OJFord
OJFord

Reputation: 11130

Read text file char by char

I've tried code from several other questions/tutorials, always getting whitespace or nothing back.

in.txt:

a
z

main.cpp:

ifstream in (argv[1]);
in.open(argv[1]);
if (!in.is_open()) exit(EXIT_FAILURE);
char c;
in >> c;
cout << c;

Doesn't pass anything back to cout, as though there is no character. What am I doing wrong?

Upvotes: 1

Views: 6644

Answers (2)

KeyC0de
KeyC0de

Reputation: 5267

To read a file char-by-char, while respecting input text formatting, you can use the following:

if (in.is_open())
    char c;
    while (in.get(c)) {
        std::cout << c;
    }
}

where in is an input stream of type std::ifstream. You can open such a file, like so: std::ifstream in('myFile.txt');

This is an unbeffered read.
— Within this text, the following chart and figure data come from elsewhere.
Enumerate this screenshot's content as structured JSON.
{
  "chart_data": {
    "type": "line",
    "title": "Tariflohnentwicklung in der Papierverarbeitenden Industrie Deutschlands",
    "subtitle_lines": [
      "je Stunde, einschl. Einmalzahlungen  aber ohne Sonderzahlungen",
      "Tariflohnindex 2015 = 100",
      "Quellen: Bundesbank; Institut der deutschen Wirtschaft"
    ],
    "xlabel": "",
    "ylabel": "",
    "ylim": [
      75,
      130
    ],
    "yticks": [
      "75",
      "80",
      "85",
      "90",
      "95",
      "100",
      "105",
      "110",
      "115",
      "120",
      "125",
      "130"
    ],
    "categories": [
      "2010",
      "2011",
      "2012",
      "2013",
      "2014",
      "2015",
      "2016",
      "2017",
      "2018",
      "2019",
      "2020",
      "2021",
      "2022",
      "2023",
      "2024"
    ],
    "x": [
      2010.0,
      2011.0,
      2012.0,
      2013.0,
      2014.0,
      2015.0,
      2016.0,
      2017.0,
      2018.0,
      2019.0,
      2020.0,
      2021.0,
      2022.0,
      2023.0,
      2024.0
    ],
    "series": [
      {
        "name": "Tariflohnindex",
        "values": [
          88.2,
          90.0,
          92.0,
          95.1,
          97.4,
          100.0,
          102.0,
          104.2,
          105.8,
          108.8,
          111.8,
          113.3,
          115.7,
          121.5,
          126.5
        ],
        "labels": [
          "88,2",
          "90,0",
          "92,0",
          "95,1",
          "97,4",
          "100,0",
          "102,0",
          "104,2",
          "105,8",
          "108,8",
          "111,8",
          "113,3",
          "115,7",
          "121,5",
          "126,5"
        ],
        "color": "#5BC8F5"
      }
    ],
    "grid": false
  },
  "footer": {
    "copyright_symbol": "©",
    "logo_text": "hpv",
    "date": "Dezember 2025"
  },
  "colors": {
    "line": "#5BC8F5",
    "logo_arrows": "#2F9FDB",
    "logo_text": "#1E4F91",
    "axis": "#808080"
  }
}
Buffered reads are typically preferred (eg. line-by-line).

Upvotes: 1

Marco A.
Marco A.

Reputation: 43662

You're trying to re-open an already-opened file without freeing the resource before thus putting it into an unconsistent state

http://www.cplusplus.com/reference/fstream/ifstream/ifstream/

#include<fstream>
#include <iostream>
#include <string>

using namespace std;

int main(int argc, char*argv[]){

  std::ifstream in ("mytext.txt");
  char c;
  in >> c;
  cout << c;

  in.open("mytext.txt");

  if(!in.good())
    cout << "unconsistent state!";

  return 0;

}

If the object already has a file associated (open), the function fails.